IBM InfoSphere DataStage is an ETL tool to extract, transform, and load data from multiple sources to target databases or files.
Objects extracted
You can extract metadata from the following DataStage assets:
•Project
•Folder
•Sequence Job
•Parallel Job
•Server Job
•Parallel Shared Container
•Server Shared Container
IBM InfoSphere DataStage jobs consist of stages that you can add to perform specific tasks. Metadata Command Center supports the following stages:
•Parallel job stages:
- Aggregator
- Change Capture
- Checksum
- Complex Flat File
- Copy
- DB2 Connector
- DRS Connector
- Data Set
- FTP
- FTP Plug In
- File Connector
- File Set
- Filter
- Funnel
- Hierarchical Data
Note: Partially compatible.

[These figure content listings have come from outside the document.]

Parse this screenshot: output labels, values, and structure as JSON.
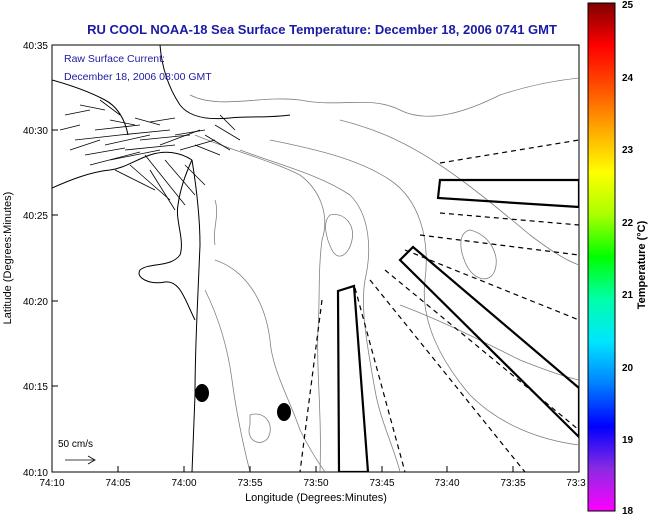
{
  "title": "RU COOL  NOAA-18  Sea Surface Temperature:  December 18, 2006 0741 GMT",
  "current_label_line1": "Raw Surface Current:",
  "current_label_line2": "December 18, 2006 08:00 GMT",
  "scale_label": "50 cm/s",
  "x_axis_label": "Longitude (Degrees:Minutes)",
  "y_axis_label": "Latitude (Degrees:Minutes)",
  "colorbar_label": "Temperature (°C)",
  "x_ticks": [
    "74:10",
    "74:05",
    "74:00",
    "73:55",
    "73:50",
    "73:45",
    "73:40",
    "73:35",
    "73:3"
  ],
  "y_ticks": [
    "40:35",
    "40:30",
    "40:25",
    "40:20",
    "40:15",
    "40:10"
  ],
  "colorbar_ticks": [
    "25",
    "24",
    "23",
    "22",
    "21",
    "20",
    "19",
    "18"
  ],
  "colorbar_colors": [
    "#ff00ff",
    "#8a2be2",
    "#0000ff",
    "#0080ff",
    "#00e5ff",
    "#00ffaa",
    "#00ff00",
    "#aaff00",
    "#ffff00",
    "#ffaa00",
    "#ff5000",
    "#ff0000",
    "#800000"
  ],
  "map_data": {
    "x_range_degmin": [
      "74:10",
      "73:30"
    ],
    "y_range_degmin": [
      "40:10",
      "40:35"
    ],
    "colorbar_range_c": [
      18,
      25
    ]
  }
}
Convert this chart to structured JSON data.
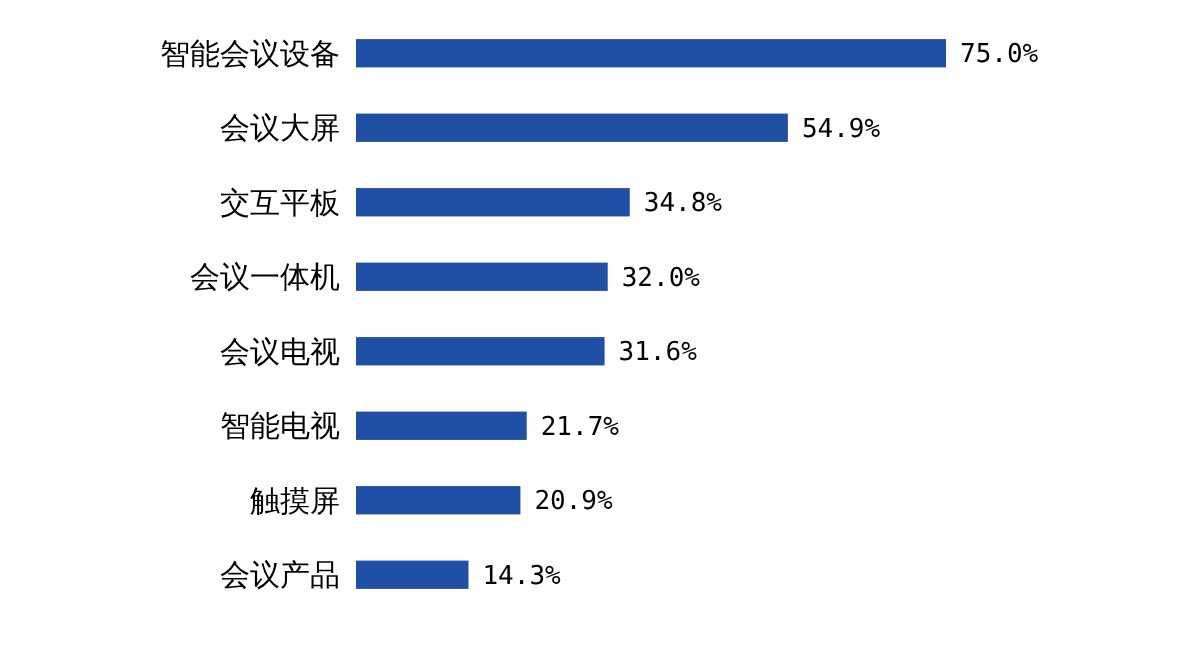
{
  "chart_data": {
    "type": "bar",
    "orientation": "horizontal",
    "categories": [
      "智能会议设备",
      "会议大屏",
      "交互平板",
      "会议一体机",
      "会议电视",
      "智能电视",
      "触摸屏",
      "会议产品"
    ],
    "values": [
      75.0,
      54.9,
      34.8,
      32.0,
      31.6,
      21.7,
      20.9,
      14.3
    ],
    "value_labels": [
      "75.0%",
      "54.9%",
      "34.8%",
      "32.0%",
      "31.6%",
      "21.7%",
      "20.9%",
      "14.3%"
    ],
    "color": "#1f50a6"
  }
}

You can use it as an internal component, but not as the job input or output.
- Hive Connector
- JDBC Connector
- Join
- Lookup
- Merge
- Modify
- Netezza Connector
- ODBC Connector
- Oracle Connector
- Peek
- Pivot
- Pivot Enterprise
- Remove Duplicates
- Row Generator
- Sequential File
- Slowly Changing Dimensions
- Sort
- Stored Procedure Connector
- Surrogate Key Generator
- Switch
- Teradata Connector
- Transformer
- Unstructured Data
- Xml Output
- Local Container
- Shared Container
- Snowflake Connector
•Server job stages:
- Aggregator
- CODBCStage
- DB2 Connector
- FTP
- Hashed File
- Netezza Connector
- ODBC Connector
- Oracle Connector
- OracleOCI
- Sequential File
- Sort
- Stored Procedure Connector
- Teradata Connector
- Transformer
- Local Container
- Shared Container
•Sequence job stages:
- End Loop Activity
- Execute Command
- Job Activity
- Start Loop Activity
- User Variables
Parent sequence jobs don’t appear as separate items in the output, but IBM InfoSphere DataStage catalog sources process the target jobs and include them in the output.
The extracted metadata appear in Data Governance and Catalog as the following assets:
•Project
•Folder
•Job Instance
•Calculation
•Sequence Job
•Parallel Job
•Server Job
Note: Parallel Shared Container and Server Shared Container appear as Calculation under Job Instance in Data Governance and Catalog.